The ascending urinary tract infection may be caused by aerobic bacteria - most common bacterial isolates are Escherichia coli
and Staphylococcus species and less common bacterial isolates may include Proteus, Streptococcus, Klebsiella, Enterobacter
and Pseudomonas species, which frequently infect the lower urinary tract and may ascend into the upper urinary tract.
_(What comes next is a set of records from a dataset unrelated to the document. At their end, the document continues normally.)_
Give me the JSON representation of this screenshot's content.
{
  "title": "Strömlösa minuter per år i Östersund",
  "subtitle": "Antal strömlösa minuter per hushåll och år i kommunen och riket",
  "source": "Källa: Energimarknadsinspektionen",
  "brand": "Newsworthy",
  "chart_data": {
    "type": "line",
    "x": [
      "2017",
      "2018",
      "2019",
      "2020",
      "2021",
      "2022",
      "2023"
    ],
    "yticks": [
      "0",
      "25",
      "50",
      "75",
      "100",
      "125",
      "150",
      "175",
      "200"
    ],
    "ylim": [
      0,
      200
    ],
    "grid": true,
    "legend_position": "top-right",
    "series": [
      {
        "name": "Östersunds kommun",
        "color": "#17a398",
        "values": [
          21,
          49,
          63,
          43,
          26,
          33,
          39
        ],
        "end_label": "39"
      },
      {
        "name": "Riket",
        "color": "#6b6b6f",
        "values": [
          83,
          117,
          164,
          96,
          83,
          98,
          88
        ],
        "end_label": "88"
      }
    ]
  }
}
Ectopic ureters, vesicoureteral reflux, congenital renal dysplasia and lower urinary tract infection increases the risk of
an ascending urinary tract infection. Medical conditions that often predispose the dog to a urinary tract infection are diabetes
mellitus, hyperadrenocorticism, exogenous steroid administration, renal failure, urethral catheterization, urine retention,
uroliths and urinary tract neoplasia.
Clinical diagnosis of pyelonephritis is often presumptive - based on results from CBC, serum chemistry profile, urinalysis,
urine culture and imaging procedures.
A definitive diagnosis is not usually required for planning treatment. Because many dogs lack specific signs attributable
to pyelonephritis, any dog with urinary tract infection could potentially have pyelonephritis. Always consider the possibility
of pyelonephritis as a differential diagnosis for any dog with fever of unknown origin, polydipsia/polyuria, chronic renal
failure and/or lumbar/abdominal pain.